High Contrast has announced a virtual tour in support of the Music Venue Trust’s #saveourvenues campaign.
The live music industry is said to be facing their “biggest crisis since the 1920s” with the ongoing coronavirus pandemic, and many workers are unlikely to be able to return when full capacity gigs are predicted to be possible again in April 2021.
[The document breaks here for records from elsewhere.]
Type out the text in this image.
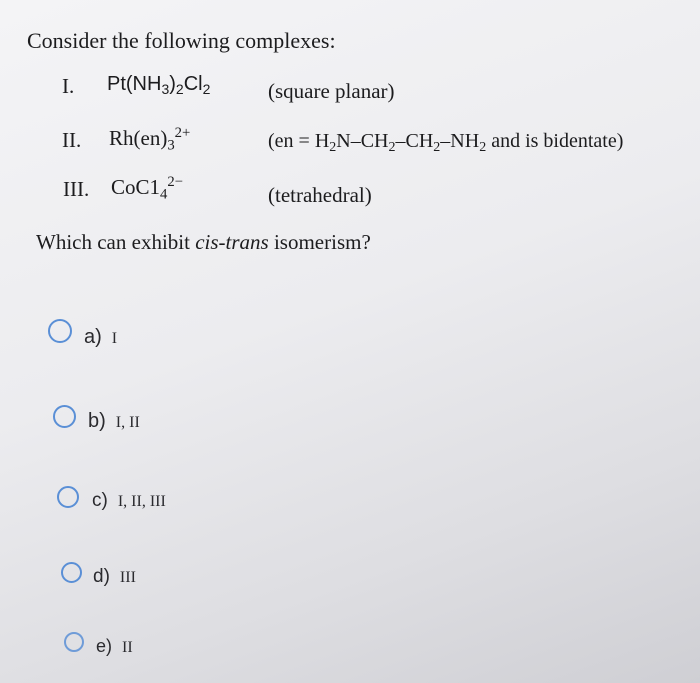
Consider the following complexes:
I. $Pt(NH_3)_2Cl_2$	(square planar)
II. $Rh(en)_3^{2+}$	($en = H_2N-CH_2-CH_2-NH_2$ and is bidentate)
III. $CoC1_4^{2-}$
(tetrahedral)
Which can exhibit cis-trans isomerism?
a) I
b) I, II
c) I, II, III
d) III
e) II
High Contrast will play a series of five livestreamed gigs across November and early December, all to raise money and awareness for #saveourvenues.
See the dates below.
NOVEMBER 2020
5th – Club Tracks hosted by UKF
12th – High Contrast band home session
17th – Music From Films
26th – Jungle on Vinyl
DECEMBER 2020
3rd – Album Launch Party
“Thinking back on some of the most pivotal, defining moments in my life, a majority of those moments happened at live music events, whether in venues or festival spaces,” High Contrast said in a statement. “I think of seeing Roni Size & Reprazent perform Drum & Bass music live at Reading festival in 1998, a performance that hit me like a lightning bolt and which I walked away from aged 18 thinking ‘this is what I’m gonna do with my life’. It’s arguable that without that galvanising moment I would never have embarked on my own career in music.”
He adds: “I think of going to a proper club for the first time and hearing Fabio dj, the power and emotion the live venue imbued the music with, making me never want to listen to music at home again for it forever felt like a paltry shadow of the vibe you get in a club. Now, being a musician it’s understandable that these musical moments affected me so much but having seen the joy live music brings to audience members first hand and the sheer number and variety of people at live music events, I’m sure these are things felt by the majority of people in this country.
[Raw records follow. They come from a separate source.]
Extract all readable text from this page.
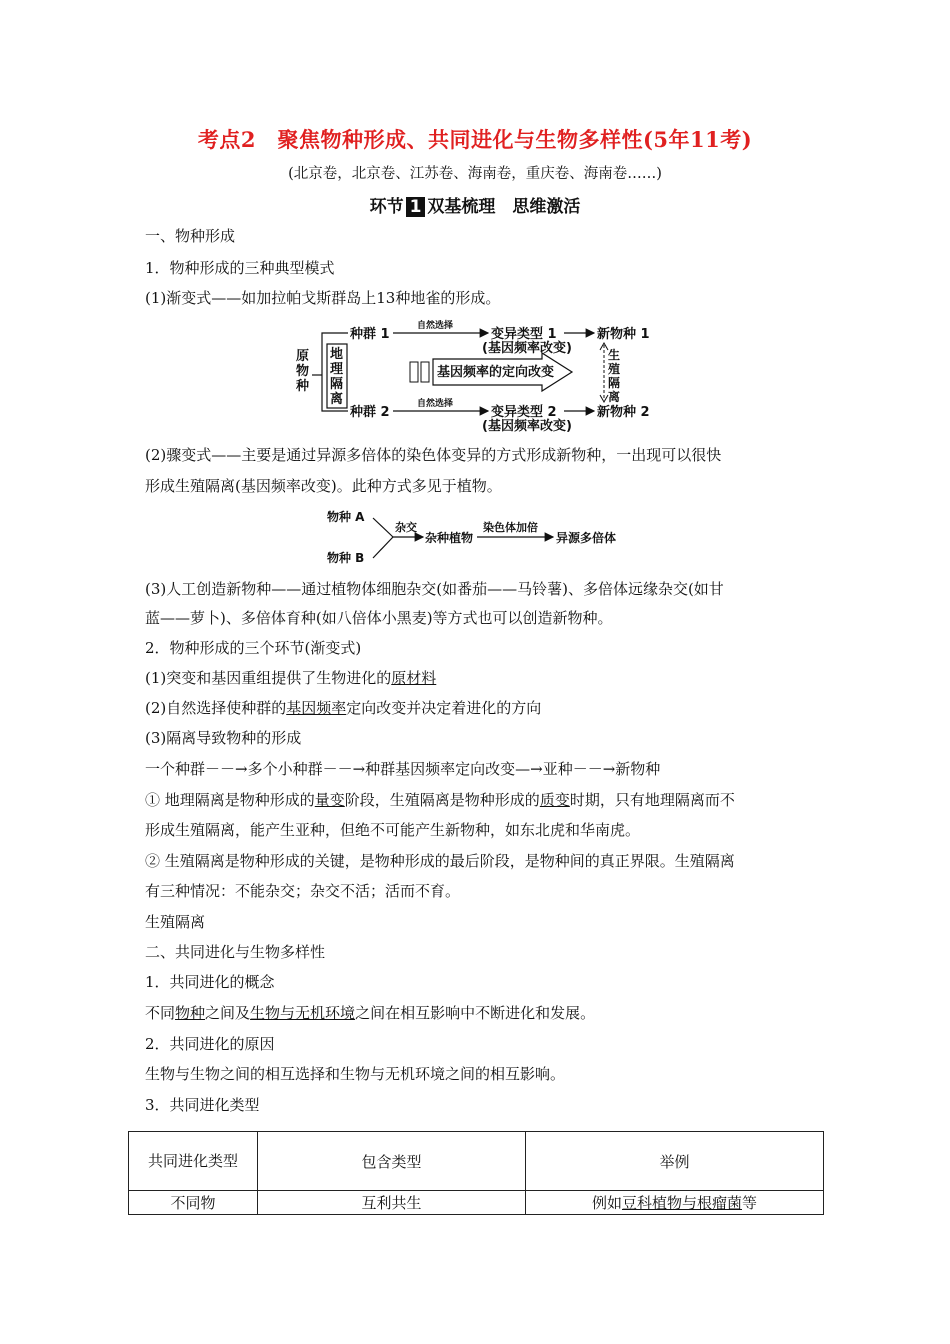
考点2　聚焦物种形成、共同进化与生物多样性(5年11考)
(北京卷，北京卷、江苏卷、海南卷，重庆卷、海南卷……)
环节 1 双基梳理　思维激活
一、物种形成
1．物种形成的三种典型模式
(1)渐变式——如加拉帕戈斯群岛上13种地雀的形成。
原
物
种
地
理
隔
离
种群 1
种群 2
自然选择
自然选择
变异类型 1
(基因频率改变)
变异类型 2
(基因频率改变)
新物种 1
新物种 2
生
殖
隔
离
基因频率的定向改变
(2)骤变式——主要是通过异源多倍体的染色体变异的方式形成新物种，一出现可以很快
形成生殖隔离(基因频率改变)。此种方式多见于植物。
物种 A
物种 B
杂交
杂种植物
染色体加倍
异源多倍体
(3)人工创造新物种——通过植物体细胞杂交(如番茄——马铃薯)、多倍体远缘杂交(如甘
蓝——萝卜)、多倍体育种(如八倍体小黑麦)等方式也可以创造新物种。
2．物种形成的三个环节(渐变式)
(1)突变和基因重组提供了生物进化的原材料
(2)自然选择使种群的基因频率定向改变并决定着进化的方向
(3)隔离导致物种的形成
一个种群－－→多个小种群－－→种群基因频率定向改变—→亚种－－→新物种
① 地理隔离是物种形成的量变阶段，生殖隔离是物种形成的质变时期，只有地理隔离而不
形成生殖隔离，能产生亚种，但绝不可能产生新物种，如东北虎和华南虎。
② 生殖隔离是物种形成的关键，是物种形成的最后阶段，是物种间的真正界限。生殖隔离
有三种情况：不能杂交；杂交不活；活而不育。
生殖隔离
二、共同进化与生物多样性
1．共同进化的概念
不同物种之间及生物与无机环境之间在相互影响中不断进化和发展。
2．共同进化的原因
生物与生物之间的相互选择和生物与无机环境之间的相互影响。
3．共同进化类型
共同进化类型	包含类型	举例
不同物	互利共生	例如豆科植物与根瘤菌等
“When I saw Leonard Cohen perform at Glastonbury a few years ago with my Mum and sister, there was something beyond magical about it, my Mum having played Leonard Cohen songs to us kids growing up, to then as adults getting to hear those songs performed live together is something I can’t really put into words but many tears were shed.
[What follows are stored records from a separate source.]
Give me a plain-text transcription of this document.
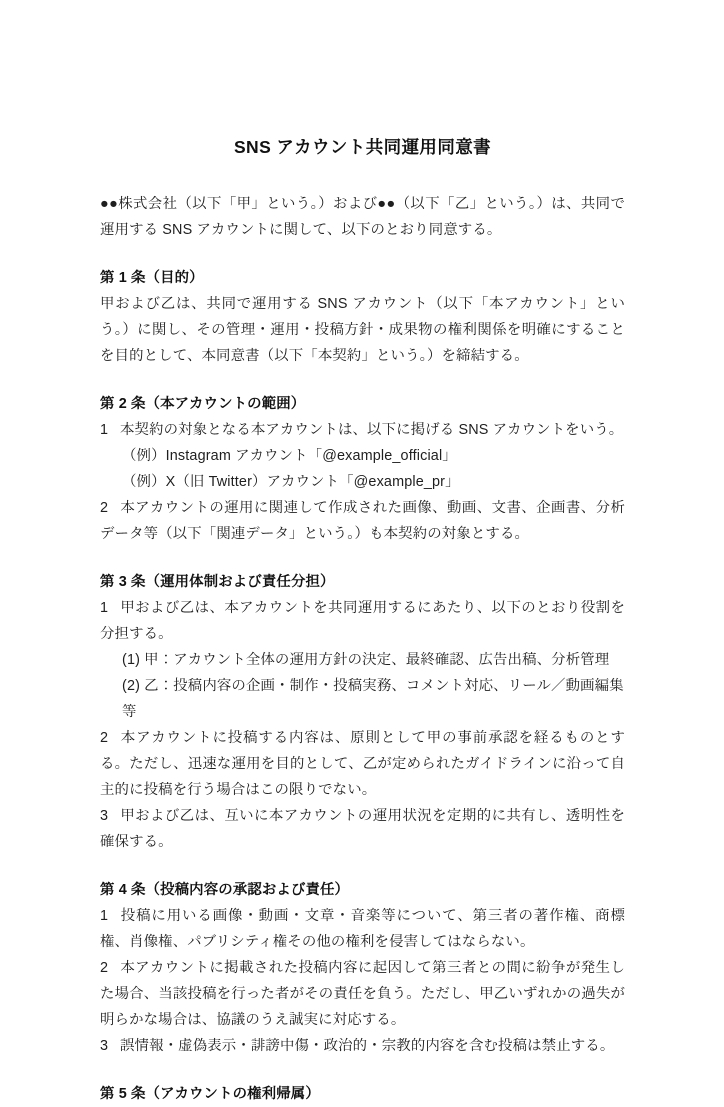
SNS アカウント共同運用同意書

●●株式会社（以下「甲」という。）および●●（以下「乙」という。）は、共同で運用する SNS アカウントに関して、以下のとおり同意する。

第 1 条（目的）

甲および乙は、共同で運用する SNS アカウント（以下「本アカウント」という。）に関し、その管理・運用・投稿方針・成果物の権利関係を明確にすることを目的として、本同意書（以下「本契約」という。）を締結する。

第 2 条（本アカウントの範囲）

1 本契約の対象となる本アカウントは、以下に掲げる SNS アカウントをいう。

（例）Instagram アカウント「@example_official」

（例）X（旧 Twitter）アカウント「@example_pr」

2 本アカウントの運用に関連して作成された画像、動画、文書、企画書、分析データ等（以下「関連データ」という。）も本契約の対象とする。

第 3 条（運用体制および責任分担）

1 甲および乙は、本アカウントを共同運用するにあたり、以下のとおり役割を分担する。

(1) 甲：アカウント全体の運用方針の決定、最終確認、広告出稿、分析管理

(2) 乙：投稿内容の企画・制作・投稿実務、コメント対応、リール／動画編集等

2 本アカウントに投稿する内容は、原則として甲の事前承認を経るものとする。ただし、迅速な運用を目的として、乙が定められたガイドラインに沿って自主的に投稿を行う場合はこの限りでない。

3 甲および乙は、互いに本アカウントの運用状況を定期的に共有し、透明性を確保する。

第 4 条（投稿内容の承認および責任）

1 投稿に用いる画像・動画・文章・音楽等について、第三者の著作権、商標権、肖像権、パブリシティ権その他の権利を侵害してはならない。

2 本アカウントに掲載された投稿内容に起因して第三者との間に紛争が発生した場合、当該投稿を行った者がその責任を負う。ただし、甲乙いずれかの過失が明らかな場合は、協議のうえ誠実に対応する。

3 誤情報・虚偽表示・誹謗中傷・政治的・宗教的内容を含む投稿は禁止する。

第 5 条（アカウントの権利帰属）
“These kind of moments are a huge part of what makes life worth living and the thought of young people in particular being denied these gateways to inspiration is unthinkable. Without venues and events then there will be no more live music and it will have died on our watch. We simply cannot let that happen.”
Last month, over 1,000 venues, theatres, festivals, arts spaces and organisations in England celebrated in being awarded in the latest wave of £1.57billion Cultural Recovery Funding, helping them to weather the storm of coronavirus closures into next Spring.
However, many fear that freelance and self-employed workers and road crew are being “ignored” by the chancellor’s new Job Support Scheme and that the CRF bailout favours bricks and mortar establishments and the people employed by them.
Announcing the #saveourvenues campaign back in April, the Music Venue Trust wrote: “We cannot stress enough how critical it is that the music industry supports the #SaveOurVenues campaign as without them over 500 of the UK’s grassroots music venues could go out of business, never to return, in the coming months. Please help us.”